Is insurance financed directly or indirectly?

Insurance financing is an important link in insurance management. The activity of an insurance company to raise funds in some way. It embodies the essential requirement of the insurer to actively adjust the relationship between risk and capital, and is directly restricted by the risk mechanism. It is divided into financial financing and risk financing.

Financial management is insurance financial management in a narrow sense, that is, the insurer invests its remaining funds into certain channels, expecting returns and appreciation. This financing activity is a necessary means for insurance companies to operate, and it is an inherent requirement of the value-added nature of insurance funds. It can enhance insurance business capabilities, expand underwriting solvency, and provide conditions for improving the market competitiveness of insurance companies. According to its financing methods, it can be divided into direct financing and indirect financing. The former is that the insurer directly penetrates into the financial market, and the latter is to deposit funds in financial institutions and invest on their behalf.
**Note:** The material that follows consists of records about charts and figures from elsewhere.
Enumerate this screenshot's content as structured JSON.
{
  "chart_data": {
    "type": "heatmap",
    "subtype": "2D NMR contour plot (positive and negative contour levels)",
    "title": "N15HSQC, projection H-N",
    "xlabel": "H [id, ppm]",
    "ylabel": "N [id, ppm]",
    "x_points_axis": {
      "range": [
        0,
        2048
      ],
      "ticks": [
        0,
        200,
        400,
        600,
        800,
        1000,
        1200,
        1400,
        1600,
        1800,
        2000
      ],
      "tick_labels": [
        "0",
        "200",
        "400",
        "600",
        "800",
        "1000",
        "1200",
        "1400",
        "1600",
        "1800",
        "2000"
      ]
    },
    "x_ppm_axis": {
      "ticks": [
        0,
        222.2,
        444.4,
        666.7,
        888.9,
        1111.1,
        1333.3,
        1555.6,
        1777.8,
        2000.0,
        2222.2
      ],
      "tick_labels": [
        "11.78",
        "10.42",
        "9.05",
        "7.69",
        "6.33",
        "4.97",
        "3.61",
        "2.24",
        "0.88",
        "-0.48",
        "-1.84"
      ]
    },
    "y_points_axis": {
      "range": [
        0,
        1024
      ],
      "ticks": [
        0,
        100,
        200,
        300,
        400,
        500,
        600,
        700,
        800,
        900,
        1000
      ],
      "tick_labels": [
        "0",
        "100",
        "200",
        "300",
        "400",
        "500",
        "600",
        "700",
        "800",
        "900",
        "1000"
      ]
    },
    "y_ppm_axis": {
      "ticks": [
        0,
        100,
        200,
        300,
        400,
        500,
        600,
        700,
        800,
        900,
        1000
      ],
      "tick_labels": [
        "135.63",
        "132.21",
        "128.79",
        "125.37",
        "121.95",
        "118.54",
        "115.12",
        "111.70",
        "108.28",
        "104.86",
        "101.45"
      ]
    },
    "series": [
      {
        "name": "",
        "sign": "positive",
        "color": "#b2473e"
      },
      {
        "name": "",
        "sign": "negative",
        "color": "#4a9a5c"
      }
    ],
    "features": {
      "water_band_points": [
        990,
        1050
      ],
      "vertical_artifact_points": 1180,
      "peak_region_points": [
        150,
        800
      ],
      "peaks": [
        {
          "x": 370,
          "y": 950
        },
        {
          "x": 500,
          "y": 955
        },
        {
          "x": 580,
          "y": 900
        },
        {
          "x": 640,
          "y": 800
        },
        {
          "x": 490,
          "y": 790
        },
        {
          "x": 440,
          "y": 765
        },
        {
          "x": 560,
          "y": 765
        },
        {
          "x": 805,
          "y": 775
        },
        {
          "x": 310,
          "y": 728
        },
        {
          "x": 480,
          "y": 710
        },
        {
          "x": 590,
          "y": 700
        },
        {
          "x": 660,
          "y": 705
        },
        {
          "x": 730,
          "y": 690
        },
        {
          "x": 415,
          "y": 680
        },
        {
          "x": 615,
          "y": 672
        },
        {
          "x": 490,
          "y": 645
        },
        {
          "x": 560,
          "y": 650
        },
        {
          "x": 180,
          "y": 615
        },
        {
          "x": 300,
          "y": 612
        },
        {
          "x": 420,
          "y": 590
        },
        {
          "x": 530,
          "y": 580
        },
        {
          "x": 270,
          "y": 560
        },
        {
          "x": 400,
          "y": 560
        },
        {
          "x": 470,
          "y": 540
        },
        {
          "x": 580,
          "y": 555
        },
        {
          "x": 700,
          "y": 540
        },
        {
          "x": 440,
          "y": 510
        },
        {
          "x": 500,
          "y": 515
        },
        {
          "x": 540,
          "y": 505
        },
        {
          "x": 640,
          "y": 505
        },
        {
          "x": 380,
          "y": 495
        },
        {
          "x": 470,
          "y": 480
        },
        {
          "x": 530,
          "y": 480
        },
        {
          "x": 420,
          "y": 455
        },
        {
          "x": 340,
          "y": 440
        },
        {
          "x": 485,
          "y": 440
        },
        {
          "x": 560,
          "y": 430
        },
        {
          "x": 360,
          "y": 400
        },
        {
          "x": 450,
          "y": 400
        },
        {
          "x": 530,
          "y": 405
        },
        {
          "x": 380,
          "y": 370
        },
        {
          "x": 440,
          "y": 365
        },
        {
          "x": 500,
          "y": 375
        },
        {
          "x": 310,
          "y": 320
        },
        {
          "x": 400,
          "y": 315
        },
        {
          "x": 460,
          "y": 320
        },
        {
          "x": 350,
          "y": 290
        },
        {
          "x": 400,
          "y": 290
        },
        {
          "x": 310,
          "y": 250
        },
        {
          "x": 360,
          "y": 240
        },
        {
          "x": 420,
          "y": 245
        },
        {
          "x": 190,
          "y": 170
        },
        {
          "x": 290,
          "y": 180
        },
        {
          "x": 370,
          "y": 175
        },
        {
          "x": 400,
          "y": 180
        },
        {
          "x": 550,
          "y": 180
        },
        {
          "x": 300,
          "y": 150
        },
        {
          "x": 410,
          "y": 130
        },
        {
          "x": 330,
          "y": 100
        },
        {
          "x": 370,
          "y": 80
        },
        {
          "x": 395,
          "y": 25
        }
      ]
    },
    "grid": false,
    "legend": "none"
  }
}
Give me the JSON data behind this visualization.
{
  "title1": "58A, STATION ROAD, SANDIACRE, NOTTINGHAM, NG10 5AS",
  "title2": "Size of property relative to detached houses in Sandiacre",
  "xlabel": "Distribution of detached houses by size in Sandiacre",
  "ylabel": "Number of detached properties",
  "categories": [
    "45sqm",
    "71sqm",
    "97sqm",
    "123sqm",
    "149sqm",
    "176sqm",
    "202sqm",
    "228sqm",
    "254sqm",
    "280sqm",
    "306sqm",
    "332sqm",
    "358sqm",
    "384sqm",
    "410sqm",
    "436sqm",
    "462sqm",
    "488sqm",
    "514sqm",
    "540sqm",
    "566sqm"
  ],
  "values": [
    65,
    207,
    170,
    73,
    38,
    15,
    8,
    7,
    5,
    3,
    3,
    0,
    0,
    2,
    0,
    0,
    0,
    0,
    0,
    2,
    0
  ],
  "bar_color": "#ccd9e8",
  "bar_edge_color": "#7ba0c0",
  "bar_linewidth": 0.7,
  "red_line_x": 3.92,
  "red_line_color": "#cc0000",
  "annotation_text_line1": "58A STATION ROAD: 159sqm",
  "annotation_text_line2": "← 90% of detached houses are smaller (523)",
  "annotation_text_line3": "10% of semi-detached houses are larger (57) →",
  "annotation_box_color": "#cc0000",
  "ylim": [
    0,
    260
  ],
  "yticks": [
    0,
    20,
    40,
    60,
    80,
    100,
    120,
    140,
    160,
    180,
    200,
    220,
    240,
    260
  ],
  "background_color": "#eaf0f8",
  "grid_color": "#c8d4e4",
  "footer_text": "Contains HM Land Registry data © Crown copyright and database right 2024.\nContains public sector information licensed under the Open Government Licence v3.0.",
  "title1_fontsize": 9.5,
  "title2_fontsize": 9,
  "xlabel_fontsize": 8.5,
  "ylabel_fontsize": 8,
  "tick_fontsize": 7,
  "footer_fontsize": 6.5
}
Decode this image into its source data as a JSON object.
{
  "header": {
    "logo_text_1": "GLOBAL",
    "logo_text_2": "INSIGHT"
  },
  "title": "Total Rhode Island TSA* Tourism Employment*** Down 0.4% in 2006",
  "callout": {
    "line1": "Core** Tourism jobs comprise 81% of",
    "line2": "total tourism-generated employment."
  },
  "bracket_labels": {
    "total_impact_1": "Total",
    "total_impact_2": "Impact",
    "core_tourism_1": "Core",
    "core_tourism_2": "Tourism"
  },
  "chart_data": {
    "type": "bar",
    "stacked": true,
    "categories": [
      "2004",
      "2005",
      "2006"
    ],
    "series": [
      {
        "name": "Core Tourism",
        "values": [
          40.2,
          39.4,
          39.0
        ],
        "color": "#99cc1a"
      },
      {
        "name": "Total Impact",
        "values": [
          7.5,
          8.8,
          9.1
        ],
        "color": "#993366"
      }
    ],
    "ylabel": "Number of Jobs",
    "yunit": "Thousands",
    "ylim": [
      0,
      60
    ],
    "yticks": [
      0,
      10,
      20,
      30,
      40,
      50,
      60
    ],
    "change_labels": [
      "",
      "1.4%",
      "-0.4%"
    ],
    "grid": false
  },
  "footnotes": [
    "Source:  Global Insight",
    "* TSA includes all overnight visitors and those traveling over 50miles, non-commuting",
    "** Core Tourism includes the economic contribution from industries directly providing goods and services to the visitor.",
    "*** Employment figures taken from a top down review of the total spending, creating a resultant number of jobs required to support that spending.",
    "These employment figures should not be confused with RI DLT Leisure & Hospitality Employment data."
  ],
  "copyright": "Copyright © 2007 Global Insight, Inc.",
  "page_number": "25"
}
Risk financing is an activity that insurers achieve financing by diversifying risks to coordinate the relationship between funds and risks. Mainly refers to the mutual reinsurance between insurance companies, the purpose is to maintain stable operation, not for economic benefits.

Insurance financing is the organic unity of financial financing and risk financing, which should meet the following conditions: there is a certain long-term stable capital accumulation; Sound insurance market and financial market; Good competitive environment; Open economic model; The structure of insurance mechanism is reasonable, and insurance companies can be responsible for their own profits and losses, bear their own risks and have independent right to use funds.